Sucks that it has to be this way but can't be bitter about it otherwise I won't enjoy myself. I might get the chance to visit pregnant Sister. She might even give birth while I'm there!

So that's the plan for the next few days. Looking forward to having a lie in tomorrow and catching up on some sleep before I head of fto the theatre. I and so ill and tired, it's beyond belief.

Wednesday 11 June 2008

Back To Theatre Life

I'm on my way to the theatre where I will be performing in tonight's show as.... a stage manager. I've discreetly (I hope) printed out some programmes at work and I'll need to manically put the pages together on the tube on my way there.

This will be a different experience for me to work behind the scenes. It's one I'll get to repeat in the next production even though I'm acting in it. As it's such a small part there will be plenty of time for me to hang about backstage doing stage managery things. I'm looking forward to getting a bigger role in something in the near future. I might be beginning to have a little faith in my abilities, I'd like to test that out.

Tuesday 3 June 2008

Cheeky Blog From Work

Thought I jot something down here before I leave in 5 minutes. Sadly I can't say that my first blog of the month is anything insightful or exciting. I have been in an odd mood recently and extremely tired, no matter how much rest I get. I've been working by myself that past couple of days (my co-worker is on holiday) and it's been quite rough at times. It's a very busy job and one were I am dependent on others bothering to get back to me with availability in their diaries, accepting meeting invited I send out etc. Half the job is do-able, it's the other half that causing problems and holding up the rest of my work.

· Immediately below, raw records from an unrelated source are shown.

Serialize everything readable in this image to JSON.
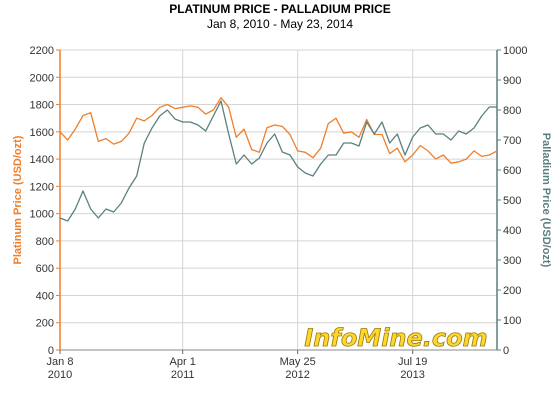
{
  "chart_data": {
    "type": "line",
    "title": "PLATINUM PRICE - PALLADIUM PRICE",
    "subtitle": "Jan 8, 2010 - May 23, 2014",
    "watermark": "InfoMine.com",
    "grid": true,
    "colors": {
      "platinum": "#ef7f2a",
      "palladium": "#5c7f7f",
      "grid": "#d4d4d4"
    },
    "x_tick_labels": [
      {
        "month": "Jan 8",
        "year": "2010",
        "date": "2010-01-08"
      },
      {
        "month": "Apr 1",
        "year": "2011",
        "date": "2011-04-01"
      },
      {
        "month": "May 25",
        "year": "2012",
        "date": "2012-05-25"
      },
      {
        "month": "Jul 19",
        "year": "2013",
        "date": "2013-07-19"
      }
    ],
    "xlim": [
      "2010-01-08",
      "2014-05-23"
    ],
    "y_left": {
      "label": "Platinum Price (USD/ozt)",
      "min": 0,
      "max": 2200,
      "ticks": [
        "0",
        "200",
        "400",
        "600",
        "800",
        "1000",
        "1200",
        "1400",
        "1600",
        "1800",
        "2000",
        "2200"
      ]
    },
    "y_right": {
      "label": "Palladium Price (USD/ozt)",
      "min": 0,
      "max": 1000,
      "ticks": [
        "0",
        "100",
        "200",
        "300",
        "400",
        "500",
        "600",
        "700",
        "800",
        "900",
        "1000"
      ]
    },
    "series": [
      {
        "key": "platinum",
        "axis": "left",
        "x": [
          "2010-01-08",
          "2010-02-05",
          "2010-03-05",
          "2010-04-02",
          "2010-04-30",
          "2010-05-28",
          "2010-06-25",
          "2010-07-23",
          "2010-08-20",
          "2010-09-17",
          "2010-10-15",
          "2010-11-12",
          "2010-12-10",
          "2011-01-07",
          "2011-02-04",
          "2011-03-04",
          "2011-04-01",
          "2011-04-29",
          "2011-05-27",
          "2011-06-24",
          "2011-07-22",
          "2011-08-19",
          "2011-09-16",
          "2011-10-14",
          "2011-11-11",
          "2011-12-09",
          "2012-01-06",
          "2012-02-03",
          "2012-03-02",
          "2012-03-30",
          "2012-04-27",
          "2012-05-25",
          "2012-06-22",
          "2012-07-20",
          "2012-08-17",
          "2012-09-14",
          "2012-10-12",
          "2012-11-09",
          "2012-12-07",
          "2013-01-04",
          "2013-02-01",
          "2013-03-01",
          "2013-03-29",
          "2013-04-26",
          "2013-05-24",
          "2013-06-21",
          "2013-07-19",
          "2013-08-16",
          "2013-09-13",
          "2013-10-11",
          "2013-11-08",
          "2013-12-06",
          "2014-01-03",
          "2014-01-31",
          "2014-02-28",
          "2014-03-28",
          "2014-04-25",
          "2014-05-23"
        ],
        "y": [
          1600,
          1540,
          1620,
          1720,
          1740,
          1530,
          1550,
          1510,
          1530,
          1590,
          1700,
          1680,
          1720,
          1780,
          1800,
          1770,
          1780,
          1790,
          1780,
          1730,
          1760,
          1850,
          1780,
          1560,
          1620,
          1470,
          1450,
          1630,
          1650,
          1640,
          1580,
          1460,
          1450,
          1410,
          1480,
          1660,
          1700,
          1590,
          1600,
          1560,
          1690,
          1580,
          1580,
          1440,
          1480,
          1380,
          1430,
          1500,
          1460,
          1400,
          1430,
          1370,
          1380,
          1400,
          1460,
          1420,
          1430,
          1460
        ]
      },
      {
        "key": "palladium",
        "axis": "right",
        "x": [
          "2010-01-08",
          "2010-02-05",
          "2010-03-05",
          "2010-04-02",
          "2010-04-30",
          "2010-05-28",
          "2010-06-25",
          "2010-07-23",
          "2010-08-20",
          "2010-09-17",
          "2010-10-15",
          "2010-11-12",
          "2010-12-10",
          "2011-01-07",
          "2011-02-04",
          "2011-03-04",
          "2011-04-01",
          "2011-04-29",
          "2011-05-27",
          "2011-06-24",
          "2011-07-22",
          "2011-08-19",
          "2011-09-16",
          "2011-10-14",
          "2011-11-11",
          "2011-12-09",
          "2012-01-06",
          "2012-02-03",
          "2012-03-02",
          "2012-03-30",
          "2012-04-27",
          "2012-05-25",
          "2012-06-22",
          "2012-07-20",
          "2012-08-17",
          "2012-09-14",
          "2012-10-12",
          "2012-11-09",
          "2012-12-07",
          "2013-01-04",
          "2013-02-01",
          "2013-03-01",
          "2013-03-29",
          "2013-04-26",
          "2013-05-24",
          "2013-06-21",
          "2013-07-19",
          "2013-08-16",
          "2013-09-13",
          "2013-10-11",
          "2013-11-08",
          "2013-12-06",
          "2014-01-03",
          "2014-01-31",
          "2014-02-28",
          "2014-03-28",
          "2014-04-25",
          "2014-05-23"
        ],
        "y": [
          440,
          430,
          470,
          530,
          470,
          440,
          470,
          460,
          490,
          540,
          580,
          690,
          740,
          780,
          800,
          770,
          760,
          760,
          750,
          730,
          780,
          830,
          720,
          620,
          650,
          620,
          640,
          690,
          720,
          660,
          650,
          610,
          590,
          580,
          620,
          650,
          650,
          690,
          690,
          680,
          760,
          720,
          760,
          690,
          720,
          650,
          710,
          740,
          750,
          720,
          720,
          700,
          730,
          720,
          740,
          780,
          810,
          810
        ]
      }
    ]
  }
}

My manager is aware of the problem and understands. So I can only do as much as I can and is osme interviews don't get booked until the following week... well that's the way it is. I've been talking to myself today, trying to be more positive. I might be getting there, I just need to take care of a couple of things first and to get some rest. I think the stress of the past month, learnign the new job and other unmentionable factors have just wore me down in the end. I can't take time off work and it's too busy here to do so and my evenings are busy with rehearsals, for the plays I'm acting in and stage managing. Next week is the run of one of these plays so most of my time will be spent doing my stage manager duties. After that's over I'll head to Dublin to do some Prince worshipping. That counts towards rest, doesn't it?

God I hope my life becomes more interesting soon.